Implementation Details
- Hardware Assembly:
- Designed and 3D-printed custom enclosures for each Raspberry Pi to ensure secure mounting and adequate cooling.
- Connected all nodes to a central managed Ethernet switch to facilitate efficient inter-node communication.
- Established a centralized power supply system capable of delivering consistent power to all nodes, considering the specific power requirements of Raspberry Pi devices.
- Operating System Installation:
- Installed a lightweight Linux distribution on each Raspberry Pi, optimizing system performance and resource utilization.
- Configured SSH access for remote management and streamlined administrative tasks.
- Network Configuration:
- Set up a DHCP server on the master node to dynamically assign IP addresses to each compute node, simplifying network management.
- Ensured all nodes are on the same subnet to promote efficient communication and data transfer.
- Cluster Software Deployment:
- Installed and configured SLURM on all nodes to manage job scheduling and resource allocation effectively.
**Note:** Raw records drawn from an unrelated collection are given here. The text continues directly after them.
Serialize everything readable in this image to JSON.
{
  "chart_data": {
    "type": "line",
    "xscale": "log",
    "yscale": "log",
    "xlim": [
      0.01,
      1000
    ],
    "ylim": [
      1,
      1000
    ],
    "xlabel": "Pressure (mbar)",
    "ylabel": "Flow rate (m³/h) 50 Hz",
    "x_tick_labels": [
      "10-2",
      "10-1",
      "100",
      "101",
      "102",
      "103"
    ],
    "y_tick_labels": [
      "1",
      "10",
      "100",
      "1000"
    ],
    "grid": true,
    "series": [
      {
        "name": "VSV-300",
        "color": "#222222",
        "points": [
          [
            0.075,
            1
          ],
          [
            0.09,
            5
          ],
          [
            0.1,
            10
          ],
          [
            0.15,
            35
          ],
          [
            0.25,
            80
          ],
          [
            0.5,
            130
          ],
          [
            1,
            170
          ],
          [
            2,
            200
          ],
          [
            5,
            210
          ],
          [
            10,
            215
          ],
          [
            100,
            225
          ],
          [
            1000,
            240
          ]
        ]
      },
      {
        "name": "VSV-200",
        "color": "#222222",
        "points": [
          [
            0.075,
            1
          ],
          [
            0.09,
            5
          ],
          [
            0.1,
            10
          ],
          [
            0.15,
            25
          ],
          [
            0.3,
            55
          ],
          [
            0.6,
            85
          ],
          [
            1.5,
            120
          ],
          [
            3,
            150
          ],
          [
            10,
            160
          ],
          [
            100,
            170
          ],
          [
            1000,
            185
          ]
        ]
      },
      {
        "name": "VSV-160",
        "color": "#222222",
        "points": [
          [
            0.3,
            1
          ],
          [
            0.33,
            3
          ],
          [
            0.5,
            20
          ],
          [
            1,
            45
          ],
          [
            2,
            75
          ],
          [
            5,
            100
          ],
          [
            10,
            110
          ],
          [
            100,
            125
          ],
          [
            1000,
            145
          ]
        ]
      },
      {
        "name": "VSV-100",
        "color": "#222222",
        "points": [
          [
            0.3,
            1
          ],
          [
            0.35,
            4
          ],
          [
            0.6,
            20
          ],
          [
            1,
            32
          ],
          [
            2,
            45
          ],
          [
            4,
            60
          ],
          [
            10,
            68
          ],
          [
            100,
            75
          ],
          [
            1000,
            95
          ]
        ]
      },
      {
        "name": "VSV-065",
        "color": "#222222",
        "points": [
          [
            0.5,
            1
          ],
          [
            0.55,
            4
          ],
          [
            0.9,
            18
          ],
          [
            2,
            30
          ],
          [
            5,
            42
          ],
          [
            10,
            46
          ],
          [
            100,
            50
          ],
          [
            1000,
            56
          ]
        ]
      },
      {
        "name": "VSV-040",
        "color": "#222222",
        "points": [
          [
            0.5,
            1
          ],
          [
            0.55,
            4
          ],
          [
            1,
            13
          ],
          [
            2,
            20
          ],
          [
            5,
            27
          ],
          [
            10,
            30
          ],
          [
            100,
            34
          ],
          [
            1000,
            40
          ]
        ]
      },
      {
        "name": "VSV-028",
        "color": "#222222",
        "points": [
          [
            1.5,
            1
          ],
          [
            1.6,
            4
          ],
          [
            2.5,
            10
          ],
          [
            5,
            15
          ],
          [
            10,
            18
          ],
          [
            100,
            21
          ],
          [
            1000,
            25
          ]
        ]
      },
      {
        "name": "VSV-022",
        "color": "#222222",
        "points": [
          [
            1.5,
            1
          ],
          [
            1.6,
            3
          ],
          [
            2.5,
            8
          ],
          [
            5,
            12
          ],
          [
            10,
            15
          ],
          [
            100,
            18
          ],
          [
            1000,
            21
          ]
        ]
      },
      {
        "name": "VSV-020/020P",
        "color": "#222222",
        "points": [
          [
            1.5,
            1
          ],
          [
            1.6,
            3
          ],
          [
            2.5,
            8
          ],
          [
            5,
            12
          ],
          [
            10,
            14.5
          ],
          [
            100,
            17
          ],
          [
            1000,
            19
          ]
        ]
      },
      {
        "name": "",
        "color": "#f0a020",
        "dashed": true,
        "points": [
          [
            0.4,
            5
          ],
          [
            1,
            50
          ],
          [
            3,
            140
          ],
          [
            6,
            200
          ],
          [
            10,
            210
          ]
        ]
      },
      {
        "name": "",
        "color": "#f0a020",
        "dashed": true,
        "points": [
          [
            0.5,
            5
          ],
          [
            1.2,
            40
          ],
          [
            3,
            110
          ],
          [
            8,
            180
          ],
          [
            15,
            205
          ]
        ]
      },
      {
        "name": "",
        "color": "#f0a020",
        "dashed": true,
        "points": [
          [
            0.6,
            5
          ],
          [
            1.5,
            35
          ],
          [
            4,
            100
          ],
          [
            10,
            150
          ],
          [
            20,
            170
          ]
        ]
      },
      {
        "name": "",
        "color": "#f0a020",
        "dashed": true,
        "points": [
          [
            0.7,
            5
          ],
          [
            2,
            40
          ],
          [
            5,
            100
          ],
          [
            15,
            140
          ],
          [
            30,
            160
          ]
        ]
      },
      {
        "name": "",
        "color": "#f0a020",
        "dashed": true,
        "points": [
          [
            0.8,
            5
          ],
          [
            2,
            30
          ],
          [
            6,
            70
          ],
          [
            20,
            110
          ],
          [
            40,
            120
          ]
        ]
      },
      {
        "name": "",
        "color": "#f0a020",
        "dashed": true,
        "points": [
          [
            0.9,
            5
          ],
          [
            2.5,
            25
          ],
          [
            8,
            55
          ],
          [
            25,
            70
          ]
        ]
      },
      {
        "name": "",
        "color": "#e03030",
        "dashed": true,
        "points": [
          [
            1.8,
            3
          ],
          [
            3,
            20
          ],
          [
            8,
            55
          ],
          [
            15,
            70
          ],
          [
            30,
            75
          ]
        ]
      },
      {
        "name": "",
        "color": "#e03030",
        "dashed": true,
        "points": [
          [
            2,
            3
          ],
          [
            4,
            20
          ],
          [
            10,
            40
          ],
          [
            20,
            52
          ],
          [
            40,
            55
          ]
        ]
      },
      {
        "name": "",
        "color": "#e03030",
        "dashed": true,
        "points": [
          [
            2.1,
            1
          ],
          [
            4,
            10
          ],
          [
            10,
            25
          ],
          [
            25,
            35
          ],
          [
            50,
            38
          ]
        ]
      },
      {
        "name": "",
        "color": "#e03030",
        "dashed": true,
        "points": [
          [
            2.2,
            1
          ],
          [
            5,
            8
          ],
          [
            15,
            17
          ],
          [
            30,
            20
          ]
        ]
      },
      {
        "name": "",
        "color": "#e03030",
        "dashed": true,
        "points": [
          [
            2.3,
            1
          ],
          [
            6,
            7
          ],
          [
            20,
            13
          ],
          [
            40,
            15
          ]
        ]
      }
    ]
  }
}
- Deployed the OpenMPI library to support the development and execution of parallel applications across the cluster.
- Container Orchestration Setup:
- Installed Kubernetes on the cluster to orchestrate containerized applications, providing a robust platform for deploying and managing services.
- Deployed the IEEE McMaster Student Branch website within the Kubernetes environment, ensuring high availability and scalability.
Challenges and Resolutions
- Hardware Compatibility: Addressed differences between Raspberry Pi 4 and Raspberry Pi 3 models by ensuring uniform operating system configurations and compatible software versions across all nodes.
- Dependency Management: Resolved issues with missing packages and version conflicts by meticulously managing source code dependencies and utilizing virtual environments where necessary.
- Network Stability: Ensured reliable network performance by configuring quality of service (QoS) settings on the managed switch and monitoring network traffic to prevent bottlenecks.
Outcomes
- Enhanced Computational Capability: Successfully established a functional Raspberry Pi cluster capable of handling parallel processing tasks, thereby increasing computational efficiency.
- Reliable Web Hosting Platform: Deployed the IEEE McMaster Student Branch website on the cluster, demonstrating the system’s capability to manage real-world web applications.
- Educational Advancement: Gained practical experience in cluster assembly, network configuration, and the deployment of distributed computing frameworks, contributing to a deeper understanding of scalable computing solutions.
Future Plans
- Performance Optimization: Analyze the cluster’s performance metrics to identify and address potential bottlenecks, aiming to enhance processing speed and efficiency.
- Scalability Testing: Explore the feasibility of expanding the cluster by adding more nodes and evaluating the impact on performance and resource management.
- Diverse Workload Integration: Experiment with running a variety of workloads, including data analysis, machine learning tasks, and additional web services, to assess the cluster’s versatility and robustness.
This project serves as a foundational platform for ongoing exploration and development in the fields of distributed computing and system administration.